Perhaps the most telling sign of a state fearful of its own failures is its crackdown on truth-tellers. Institutions tasked with upholding the law have become threats to press freedom. A 2024 Media Rights Agenda report found that security and law enforcement agencies were responsible for 65 percent of attacks on journalists, using “national security” as a pretext to harass, detain, and intimidate reporters.
We saw this in 2019 when investigative journalist Fisayo Soyombo faced threats of arrest after exposing monumental corruption within the police and prison services. The response was not systemic reform but an attempt to punish the messenger. Silencing the media does not protect national security; it protects the corrupt system that is destroying the country.
Where does this leave Nigeria? The trajectory is perilous.
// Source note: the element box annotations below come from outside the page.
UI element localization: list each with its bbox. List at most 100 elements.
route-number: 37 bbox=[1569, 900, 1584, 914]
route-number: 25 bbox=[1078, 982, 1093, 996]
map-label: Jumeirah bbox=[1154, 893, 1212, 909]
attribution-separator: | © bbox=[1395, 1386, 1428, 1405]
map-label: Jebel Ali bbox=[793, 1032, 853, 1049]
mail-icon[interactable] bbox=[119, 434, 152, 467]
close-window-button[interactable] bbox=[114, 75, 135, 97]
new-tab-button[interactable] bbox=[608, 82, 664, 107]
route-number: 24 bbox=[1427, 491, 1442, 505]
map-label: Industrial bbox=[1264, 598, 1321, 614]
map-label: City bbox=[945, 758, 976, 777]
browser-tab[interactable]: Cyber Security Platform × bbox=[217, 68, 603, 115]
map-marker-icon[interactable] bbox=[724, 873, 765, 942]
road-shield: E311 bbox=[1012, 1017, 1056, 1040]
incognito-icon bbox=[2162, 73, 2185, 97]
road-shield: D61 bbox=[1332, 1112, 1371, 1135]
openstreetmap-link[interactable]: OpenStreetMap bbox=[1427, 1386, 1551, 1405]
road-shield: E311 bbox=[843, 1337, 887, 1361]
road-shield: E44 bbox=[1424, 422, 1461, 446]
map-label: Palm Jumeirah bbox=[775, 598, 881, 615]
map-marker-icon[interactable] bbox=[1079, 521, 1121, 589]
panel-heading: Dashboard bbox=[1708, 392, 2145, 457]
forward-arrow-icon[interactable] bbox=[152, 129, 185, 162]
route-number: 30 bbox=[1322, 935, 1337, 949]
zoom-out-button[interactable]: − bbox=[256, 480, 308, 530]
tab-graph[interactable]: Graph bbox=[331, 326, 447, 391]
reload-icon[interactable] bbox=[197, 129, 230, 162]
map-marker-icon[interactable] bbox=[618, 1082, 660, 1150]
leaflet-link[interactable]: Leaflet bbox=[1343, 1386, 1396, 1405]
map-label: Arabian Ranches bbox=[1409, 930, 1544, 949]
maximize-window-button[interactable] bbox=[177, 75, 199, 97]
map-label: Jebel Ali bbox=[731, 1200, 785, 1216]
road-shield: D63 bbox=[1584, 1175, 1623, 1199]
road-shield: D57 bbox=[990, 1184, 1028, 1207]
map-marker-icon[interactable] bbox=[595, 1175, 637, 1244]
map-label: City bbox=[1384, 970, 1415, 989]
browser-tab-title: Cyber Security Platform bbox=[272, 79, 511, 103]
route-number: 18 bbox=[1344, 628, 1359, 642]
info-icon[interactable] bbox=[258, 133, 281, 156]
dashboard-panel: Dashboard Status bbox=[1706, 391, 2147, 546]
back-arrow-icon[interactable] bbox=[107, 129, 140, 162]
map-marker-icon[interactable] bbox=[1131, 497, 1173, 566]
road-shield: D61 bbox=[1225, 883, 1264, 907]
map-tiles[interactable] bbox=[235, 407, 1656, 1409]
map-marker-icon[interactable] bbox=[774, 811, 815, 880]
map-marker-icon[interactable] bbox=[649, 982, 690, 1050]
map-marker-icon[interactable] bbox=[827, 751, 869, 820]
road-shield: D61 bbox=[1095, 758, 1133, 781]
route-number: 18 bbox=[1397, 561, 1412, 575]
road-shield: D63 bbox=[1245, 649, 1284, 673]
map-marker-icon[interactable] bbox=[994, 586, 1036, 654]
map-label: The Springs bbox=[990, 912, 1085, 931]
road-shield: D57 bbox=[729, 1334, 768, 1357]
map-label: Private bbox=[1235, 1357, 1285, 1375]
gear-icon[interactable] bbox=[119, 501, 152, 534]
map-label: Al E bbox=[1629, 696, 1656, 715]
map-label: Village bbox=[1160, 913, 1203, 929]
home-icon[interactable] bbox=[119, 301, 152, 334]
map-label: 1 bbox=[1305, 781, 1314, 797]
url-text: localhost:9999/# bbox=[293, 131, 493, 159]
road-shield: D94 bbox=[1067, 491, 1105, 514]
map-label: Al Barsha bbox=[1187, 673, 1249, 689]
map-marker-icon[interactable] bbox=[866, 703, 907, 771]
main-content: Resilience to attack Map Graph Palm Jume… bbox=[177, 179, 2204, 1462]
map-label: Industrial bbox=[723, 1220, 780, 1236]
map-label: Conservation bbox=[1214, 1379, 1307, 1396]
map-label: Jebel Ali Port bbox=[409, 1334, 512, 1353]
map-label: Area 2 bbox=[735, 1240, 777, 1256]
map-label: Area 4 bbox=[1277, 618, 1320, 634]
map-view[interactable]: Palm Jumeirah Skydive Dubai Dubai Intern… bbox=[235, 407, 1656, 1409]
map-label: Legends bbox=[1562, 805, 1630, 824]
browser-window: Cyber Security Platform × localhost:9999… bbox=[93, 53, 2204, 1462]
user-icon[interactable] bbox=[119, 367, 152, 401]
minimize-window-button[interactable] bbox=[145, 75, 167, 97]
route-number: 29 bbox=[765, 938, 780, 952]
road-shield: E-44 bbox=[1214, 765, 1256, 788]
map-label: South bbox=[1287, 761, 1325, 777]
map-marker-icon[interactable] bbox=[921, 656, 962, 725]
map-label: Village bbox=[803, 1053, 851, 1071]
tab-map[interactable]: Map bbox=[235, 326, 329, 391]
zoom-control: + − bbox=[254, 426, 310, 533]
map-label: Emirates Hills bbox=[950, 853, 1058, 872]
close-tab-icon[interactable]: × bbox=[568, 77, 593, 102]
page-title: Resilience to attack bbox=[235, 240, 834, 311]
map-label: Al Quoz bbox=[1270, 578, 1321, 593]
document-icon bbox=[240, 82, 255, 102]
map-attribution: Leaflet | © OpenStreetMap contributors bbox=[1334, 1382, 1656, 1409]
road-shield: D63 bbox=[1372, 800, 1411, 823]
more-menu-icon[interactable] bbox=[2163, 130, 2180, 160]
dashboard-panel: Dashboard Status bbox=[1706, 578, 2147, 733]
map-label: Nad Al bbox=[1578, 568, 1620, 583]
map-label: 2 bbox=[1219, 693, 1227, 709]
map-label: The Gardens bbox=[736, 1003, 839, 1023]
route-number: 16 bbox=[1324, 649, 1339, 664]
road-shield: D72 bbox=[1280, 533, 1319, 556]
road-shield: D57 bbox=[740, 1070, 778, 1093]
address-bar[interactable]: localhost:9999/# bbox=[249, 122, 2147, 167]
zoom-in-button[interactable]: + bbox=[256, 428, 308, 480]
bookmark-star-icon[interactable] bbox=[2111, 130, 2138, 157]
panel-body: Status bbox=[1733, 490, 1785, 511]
The destination is not necessarily a dramatic, overnight collapse but a slow, agonising descent into permanent chaos, a “failed state” in all but name. The continued haemorrhaging of human capital, mass displacement, and rising food insecurity threaten the nation’s very viability. The U.S. Embassy rates Nigeria as “CRITICAL for crime”, warning of pervasive armed robbery and violence.
The warning is clear: if the political elite continues prioritising political manoeuvring, such as absurdly early campaigning for the 2027 elections, over dismantling the profitable infrastructure of corruption, the nation will be consumed by the dark economy of crime it currently indulges. Our shared destiny with the DRC and Sudan looms, a sustained internal war that could shatter the Nigerian project beyond repair. The storm is not gathering; it is already upon us, while our leaders rearrange the deckchairs.
Nwanze is a partner at SBM Intelligence.